Passport-jwt extractor fromUrlQueryParameter don't handle handshake requests (websocket)

[HugoTrick]

Hi! 👋

Firstly, thanks for your work on this project! 🙂

Today I used patch-package to patch passport-jwt@4.0.0 for the project I'm working on.

Passport-jwt extractor fromUrlQueryParameter don't handle handshake requests (websocket).
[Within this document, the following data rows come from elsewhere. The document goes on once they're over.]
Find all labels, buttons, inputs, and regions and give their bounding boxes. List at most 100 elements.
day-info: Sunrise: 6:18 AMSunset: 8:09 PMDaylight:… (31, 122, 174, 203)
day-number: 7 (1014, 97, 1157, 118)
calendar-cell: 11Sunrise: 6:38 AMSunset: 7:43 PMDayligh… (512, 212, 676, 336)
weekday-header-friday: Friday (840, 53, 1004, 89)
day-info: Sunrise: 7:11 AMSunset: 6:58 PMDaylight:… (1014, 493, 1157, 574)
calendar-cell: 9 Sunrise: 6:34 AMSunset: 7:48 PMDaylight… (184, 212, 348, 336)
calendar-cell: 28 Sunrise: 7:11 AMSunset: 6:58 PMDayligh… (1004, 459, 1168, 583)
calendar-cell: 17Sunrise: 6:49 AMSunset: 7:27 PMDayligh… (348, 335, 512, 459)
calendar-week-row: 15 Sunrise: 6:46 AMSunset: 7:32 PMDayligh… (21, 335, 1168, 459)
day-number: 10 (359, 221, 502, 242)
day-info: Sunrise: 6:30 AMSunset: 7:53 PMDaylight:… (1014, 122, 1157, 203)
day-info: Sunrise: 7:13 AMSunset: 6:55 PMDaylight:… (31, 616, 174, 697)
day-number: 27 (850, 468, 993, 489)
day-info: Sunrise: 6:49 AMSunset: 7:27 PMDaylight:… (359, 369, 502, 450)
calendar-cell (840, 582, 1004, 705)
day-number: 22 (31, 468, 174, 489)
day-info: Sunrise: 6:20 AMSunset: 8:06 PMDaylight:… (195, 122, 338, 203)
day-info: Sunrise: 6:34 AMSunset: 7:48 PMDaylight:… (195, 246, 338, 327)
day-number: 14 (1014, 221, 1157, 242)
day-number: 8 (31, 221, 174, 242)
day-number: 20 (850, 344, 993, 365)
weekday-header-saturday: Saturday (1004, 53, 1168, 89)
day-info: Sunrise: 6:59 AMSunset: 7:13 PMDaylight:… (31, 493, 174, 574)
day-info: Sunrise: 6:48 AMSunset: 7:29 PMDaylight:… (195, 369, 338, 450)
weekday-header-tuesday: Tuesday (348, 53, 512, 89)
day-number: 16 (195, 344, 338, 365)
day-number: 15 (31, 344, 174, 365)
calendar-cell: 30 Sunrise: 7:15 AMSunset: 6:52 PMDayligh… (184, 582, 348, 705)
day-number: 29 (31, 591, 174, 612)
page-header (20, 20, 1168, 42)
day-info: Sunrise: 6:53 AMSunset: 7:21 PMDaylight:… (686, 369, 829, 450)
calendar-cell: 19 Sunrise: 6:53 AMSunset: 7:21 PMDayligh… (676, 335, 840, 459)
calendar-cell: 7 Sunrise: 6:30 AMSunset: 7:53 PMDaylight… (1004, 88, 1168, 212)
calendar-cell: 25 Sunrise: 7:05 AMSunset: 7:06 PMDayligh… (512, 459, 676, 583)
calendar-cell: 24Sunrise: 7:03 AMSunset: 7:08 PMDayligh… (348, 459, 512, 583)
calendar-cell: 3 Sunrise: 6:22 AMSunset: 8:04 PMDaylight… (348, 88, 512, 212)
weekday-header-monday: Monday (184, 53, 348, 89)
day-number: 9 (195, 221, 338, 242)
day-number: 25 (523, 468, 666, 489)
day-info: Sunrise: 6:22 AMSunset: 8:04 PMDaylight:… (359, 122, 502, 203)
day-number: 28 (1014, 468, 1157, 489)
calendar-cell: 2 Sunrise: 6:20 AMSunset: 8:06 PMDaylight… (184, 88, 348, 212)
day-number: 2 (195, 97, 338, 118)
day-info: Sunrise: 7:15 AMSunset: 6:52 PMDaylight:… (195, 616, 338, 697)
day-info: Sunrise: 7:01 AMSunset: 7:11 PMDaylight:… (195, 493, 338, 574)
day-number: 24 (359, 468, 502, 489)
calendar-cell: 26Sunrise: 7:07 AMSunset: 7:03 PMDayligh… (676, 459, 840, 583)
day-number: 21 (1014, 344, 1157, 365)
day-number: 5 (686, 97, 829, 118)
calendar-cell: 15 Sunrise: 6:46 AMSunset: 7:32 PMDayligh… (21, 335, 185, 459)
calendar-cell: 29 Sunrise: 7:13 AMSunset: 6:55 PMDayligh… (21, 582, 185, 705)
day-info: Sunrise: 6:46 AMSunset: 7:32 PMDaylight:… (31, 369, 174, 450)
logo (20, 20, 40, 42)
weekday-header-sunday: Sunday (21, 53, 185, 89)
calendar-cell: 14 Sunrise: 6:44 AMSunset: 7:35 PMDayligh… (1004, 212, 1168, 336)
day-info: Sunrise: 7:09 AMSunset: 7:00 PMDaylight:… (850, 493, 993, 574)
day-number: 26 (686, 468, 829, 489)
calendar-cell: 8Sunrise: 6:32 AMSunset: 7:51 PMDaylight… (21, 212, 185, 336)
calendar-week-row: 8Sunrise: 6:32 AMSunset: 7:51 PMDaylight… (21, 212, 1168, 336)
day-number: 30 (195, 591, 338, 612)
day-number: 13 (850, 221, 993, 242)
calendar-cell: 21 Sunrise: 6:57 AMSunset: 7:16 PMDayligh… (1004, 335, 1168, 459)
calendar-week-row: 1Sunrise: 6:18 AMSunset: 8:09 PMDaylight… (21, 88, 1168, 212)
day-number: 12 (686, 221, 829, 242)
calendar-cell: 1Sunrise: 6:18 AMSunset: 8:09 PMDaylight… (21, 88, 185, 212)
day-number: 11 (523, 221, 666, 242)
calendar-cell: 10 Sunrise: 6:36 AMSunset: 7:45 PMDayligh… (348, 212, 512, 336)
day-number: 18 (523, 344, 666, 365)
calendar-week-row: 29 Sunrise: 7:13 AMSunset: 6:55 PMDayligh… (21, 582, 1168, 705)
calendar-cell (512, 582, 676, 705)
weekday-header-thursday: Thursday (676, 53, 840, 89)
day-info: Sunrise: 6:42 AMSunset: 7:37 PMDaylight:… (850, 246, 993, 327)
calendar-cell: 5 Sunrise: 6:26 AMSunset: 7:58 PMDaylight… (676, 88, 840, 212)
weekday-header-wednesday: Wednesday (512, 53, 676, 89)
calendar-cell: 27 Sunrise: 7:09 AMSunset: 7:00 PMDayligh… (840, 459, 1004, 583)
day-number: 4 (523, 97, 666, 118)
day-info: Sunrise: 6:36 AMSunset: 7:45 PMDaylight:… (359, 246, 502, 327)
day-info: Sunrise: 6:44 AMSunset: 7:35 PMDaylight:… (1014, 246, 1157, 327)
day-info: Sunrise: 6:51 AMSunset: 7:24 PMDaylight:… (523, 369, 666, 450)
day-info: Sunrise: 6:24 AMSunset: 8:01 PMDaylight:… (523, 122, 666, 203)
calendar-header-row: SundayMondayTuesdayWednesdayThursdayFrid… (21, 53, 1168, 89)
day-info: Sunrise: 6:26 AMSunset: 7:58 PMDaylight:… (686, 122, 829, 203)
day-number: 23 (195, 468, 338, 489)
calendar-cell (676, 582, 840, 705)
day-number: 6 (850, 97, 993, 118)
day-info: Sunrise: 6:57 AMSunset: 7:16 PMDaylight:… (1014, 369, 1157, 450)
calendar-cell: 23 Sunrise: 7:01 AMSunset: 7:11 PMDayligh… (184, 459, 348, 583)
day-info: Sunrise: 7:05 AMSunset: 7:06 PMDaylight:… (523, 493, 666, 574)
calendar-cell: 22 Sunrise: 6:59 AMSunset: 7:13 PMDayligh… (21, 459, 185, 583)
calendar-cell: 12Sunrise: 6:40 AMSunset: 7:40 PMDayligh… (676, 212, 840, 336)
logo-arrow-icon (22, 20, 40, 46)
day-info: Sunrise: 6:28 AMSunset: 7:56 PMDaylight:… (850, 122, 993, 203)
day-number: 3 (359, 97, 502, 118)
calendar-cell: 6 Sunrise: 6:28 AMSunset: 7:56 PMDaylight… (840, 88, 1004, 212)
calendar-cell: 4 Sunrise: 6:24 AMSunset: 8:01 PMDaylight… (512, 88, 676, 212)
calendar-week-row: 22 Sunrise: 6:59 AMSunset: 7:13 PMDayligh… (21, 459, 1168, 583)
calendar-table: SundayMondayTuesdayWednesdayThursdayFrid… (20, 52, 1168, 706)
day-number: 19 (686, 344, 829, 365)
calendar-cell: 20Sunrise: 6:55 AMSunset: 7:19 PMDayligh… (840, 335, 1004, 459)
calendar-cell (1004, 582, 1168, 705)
Here how i fixed it !

Here is the diff that solved my problem:

diff --git a/node_modules/passport-jwt/lib/extract_jwt.js b/node_modules/passport-jwt/lib/extract_jwt.js
index 7f112ab..31b3fc7 100644
--- a/node_modules/passport-jwt/lib/extract_jwt.js
+++ b/node_modules/passport-jwt/lib/extract_jwt.js
@@ -39,10 +39,17 @@ extractors.fromBodyField = function (field_name) {

 extractors.fromUrlQueryParameter = function (param_name) {
     return function (request) {
-        var token = null,
-            parsed_url = url.parse(request.url, true);
-        if (parsed_url.query && Object.prototype.hasOwnProperty.call(parsed_url.query, param_name)) {
-            token = parsed_url.query[param_name];
+        if (request.handshake) {
+            var token = null;
+            if (request.handshake.query && request.handshake.query.token) {
+                token = request.handshake.query.token;
+            }
+        } else {
+            var token = null,
+                parsed_url = url.parse(request.url, true);
+            if (parsed_url.query && Object.prototype.hasOwnProperty.call(parsed_url.query, param_name)) {
+                token = parsed_url.query[param_name];
+            }
         }
         return token;
     };

This issue body was partially generated by patch-package.

[Outternet]

the library expects an http req object. the rewrite avoids these depencies by adding more validation. Again this could have been implemented with a custom extractor instead of a patch, please consult the documentation on how to do this.